Two years later, it has few friends in the Trump administration or in Tehran.
When it was signed in Vienna, President Barack Obama and his secretary of state, John Kerry, claimed the pact-commonly known as JCPOA, for Joint Comprehensive Plan of Action-as an undeniable success.
Their Iranian counterparts, President Hassan Rouhani and Foreign Minister Mohammad Javad Zarif, were equally ebullient. The pact was also signed by China, Russia, France, Britain and Germany, lending it additional weight.
In force since January 16, 2016, the JCPOA provides for international monitoring of Tehran's nuclear program to ensure its purely peaceful, civilian use.

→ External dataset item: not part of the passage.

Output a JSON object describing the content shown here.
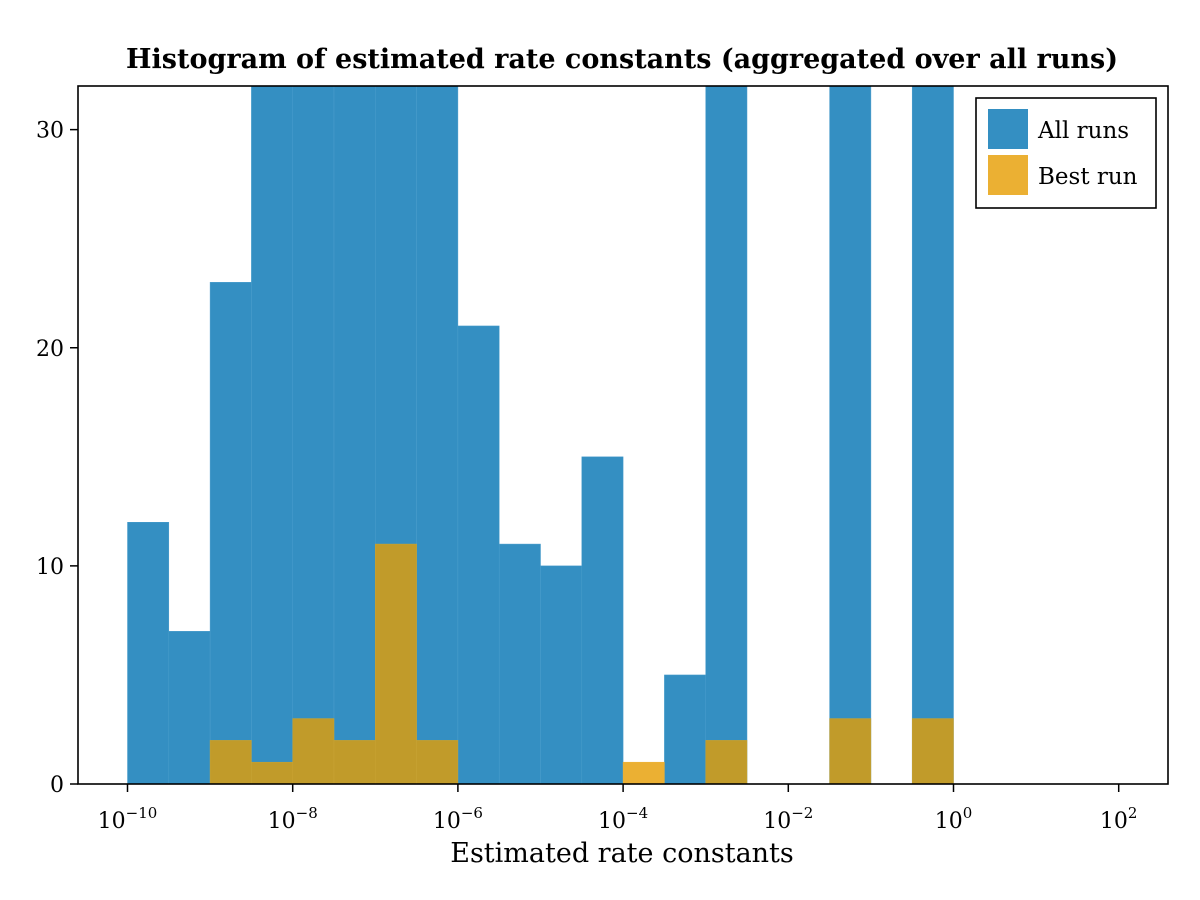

In exchange, Tehran was promised the gradual lifting of the international sanctions that have strangled the Iranian economy for years. But during his presidential campaign, billionaire Republican Donald Trump made the accord a favorite target. In campaign speech after campaign speech, he pronounced it "the worst deal ever," and he vowed, if elected, to "rip it up."

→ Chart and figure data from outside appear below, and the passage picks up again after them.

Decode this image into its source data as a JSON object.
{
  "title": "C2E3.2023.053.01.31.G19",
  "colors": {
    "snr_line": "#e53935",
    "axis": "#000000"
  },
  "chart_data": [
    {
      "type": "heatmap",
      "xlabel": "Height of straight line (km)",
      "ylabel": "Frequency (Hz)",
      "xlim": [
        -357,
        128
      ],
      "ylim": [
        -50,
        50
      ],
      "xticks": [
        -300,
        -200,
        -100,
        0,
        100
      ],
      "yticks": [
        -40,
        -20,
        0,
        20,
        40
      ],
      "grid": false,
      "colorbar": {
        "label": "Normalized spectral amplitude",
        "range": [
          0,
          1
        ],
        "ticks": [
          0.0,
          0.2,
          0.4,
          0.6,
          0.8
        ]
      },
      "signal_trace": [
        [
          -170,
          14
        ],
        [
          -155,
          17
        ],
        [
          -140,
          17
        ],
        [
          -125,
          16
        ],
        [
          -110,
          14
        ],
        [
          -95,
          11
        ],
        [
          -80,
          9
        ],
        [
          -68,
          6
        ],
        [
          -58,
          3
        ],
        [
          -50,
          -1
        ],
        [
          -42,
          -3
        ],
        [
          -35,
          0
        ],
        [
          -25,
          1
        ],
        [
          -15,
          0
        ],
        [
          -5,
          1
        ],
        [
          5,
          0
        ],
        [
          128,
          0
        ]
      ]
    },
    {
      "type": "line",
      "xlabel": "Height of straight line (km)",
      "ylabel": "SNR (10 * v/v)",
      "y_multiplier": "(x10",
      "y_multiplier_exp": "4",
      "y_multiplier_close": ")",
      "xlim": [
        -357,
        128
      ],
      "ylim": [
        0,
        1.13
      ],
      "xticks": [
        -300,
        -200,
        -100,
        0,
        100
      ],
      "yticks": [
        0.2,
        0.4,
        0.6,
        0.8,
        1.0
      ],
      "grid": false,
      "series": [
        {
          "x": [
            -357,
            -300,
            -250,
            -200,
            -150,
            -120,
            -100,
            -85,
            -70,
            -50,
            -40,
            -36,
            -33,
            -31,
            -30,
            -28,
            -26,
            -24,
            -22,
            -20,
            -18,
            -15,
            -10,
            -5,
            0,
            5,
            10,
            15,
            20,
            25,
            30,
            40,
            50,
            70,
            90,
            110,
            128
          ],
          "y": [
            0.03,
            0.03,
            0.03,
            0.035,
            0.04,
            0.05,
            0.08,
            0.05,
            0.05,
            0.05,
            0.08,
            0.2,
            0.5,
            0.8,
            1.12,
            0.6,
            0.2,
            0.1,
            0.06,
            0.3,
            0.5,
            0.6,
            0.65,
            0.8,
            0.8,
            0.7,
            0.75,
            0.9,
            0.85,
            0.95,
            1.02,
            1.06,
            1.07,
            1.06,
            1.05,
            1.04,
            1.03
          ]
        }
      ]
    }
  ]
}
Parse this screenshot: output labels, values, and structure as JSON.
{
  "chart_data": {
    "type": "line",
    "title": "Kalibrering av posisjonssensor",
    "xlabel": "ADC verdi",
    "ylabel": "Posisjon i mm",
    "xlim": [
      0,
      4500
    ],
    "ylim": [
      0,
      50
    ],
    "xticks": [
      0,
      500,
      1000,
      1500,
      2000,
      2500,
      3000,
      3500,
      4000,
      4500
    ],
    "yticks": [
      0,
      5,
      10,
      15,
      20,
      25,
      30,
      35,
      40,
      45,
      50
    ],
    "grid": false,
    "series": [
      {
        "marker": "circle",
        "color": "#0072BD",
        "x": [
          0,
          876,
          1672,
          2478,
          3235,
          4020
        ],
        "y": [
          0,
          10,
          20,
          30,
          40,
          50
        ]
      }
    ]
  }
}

As president, however, Trump has not carried out his threat.
In May, the Trump administration even decided to pursue the Obama policy of easing some sanctions at least while completing a JCPOA review to decide-in principle by Monday-whether to continue lifting sanctions.
After vowing to drop out of the Paris climate agreement and questioning the Obama-era opening to Cuba, Trump would be dealing a terrible blow to his predecessor's legacy if he decided to abandon the JCPOA.
The former real estate mogul has already staked out contrary positions to Obama in the Middle East, tightening US ties to Saudi Arabia's Sunni leaders while calling for the "isolation" of their Shiite rivals in Iran.
Washington accuses Tehran of posing a regional "threat" that "destabilizes" Syria, Iraq, Yemen and Lebanon, either directly or through its "terrorist" proxies.